Fully Funded TANF Supplemental Grants Would Prevent More Hardship

Jun 23, 2011

By Elizabeth Kenefick

Yesterday Rep. Lloyd Doggett (D-Tex.) introduced HR 2277, a bill that will extend through the end of this fiscal year funding for the Temporary Assistance for Needy Families (TANF) Supplemental Grants that aid 17 disadvantaged states each year.  Without an extension, many of these states will have their total funding under TANF cut by roughly 10 percent.  This would exacerbate the funding struggles states are facing given unprecedented need due to the Great Recession.

Rep. Doggett's bill is necessary because last November the Claims Resolution Act of 2010, that extended TANF, funded the grants only through June 2011 and only partially.  This means that, unless an extension is passed, the 17 states that rely on Supplemental Grants will have only received 66 percent of the funding they generally receive. Without the extension, it will be the first time Congress has not fully renewed the grants since they were initiated by Sens.  Kay Bailey Hutchinson and Bob Dole when TANF was created in 1996.     

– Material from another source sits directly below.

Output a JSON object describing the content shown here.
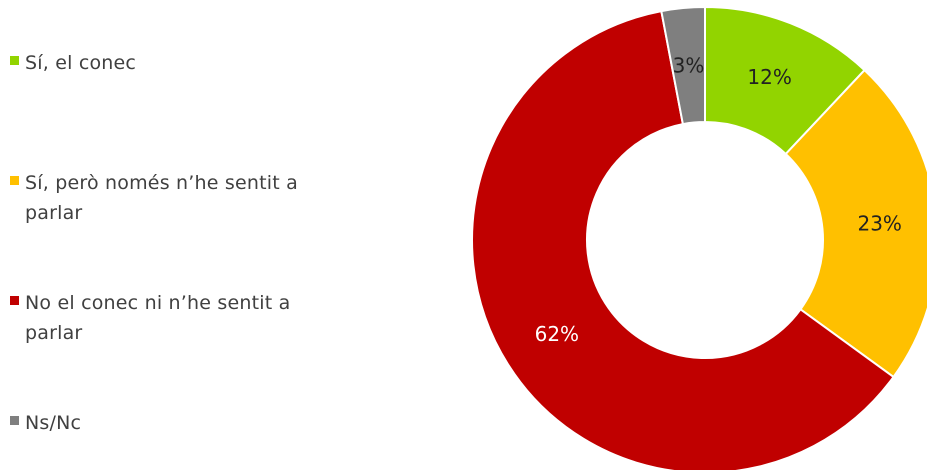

Although termed "supplemental," the grants were created from the onset of TANF to aid states with low federal Aid to Families with Dependent Children (AFDC) spending per poor child and states with rapidly growing populations.  When the block grant was instituted, the state distributions were based primarily on previous spending under AFDC.  In essence this formula could potentially support any existing disparities in funding across states.  As a result, 17 states were identified then to receive the supplemental grants.

The loss of the supplemental grants on top of a partially funded Contingency Fund and the expiration of the TANF Emergency Fund will force states to make even more draconian cuts than they already have.  Congress should pass an extension before it dries up this month.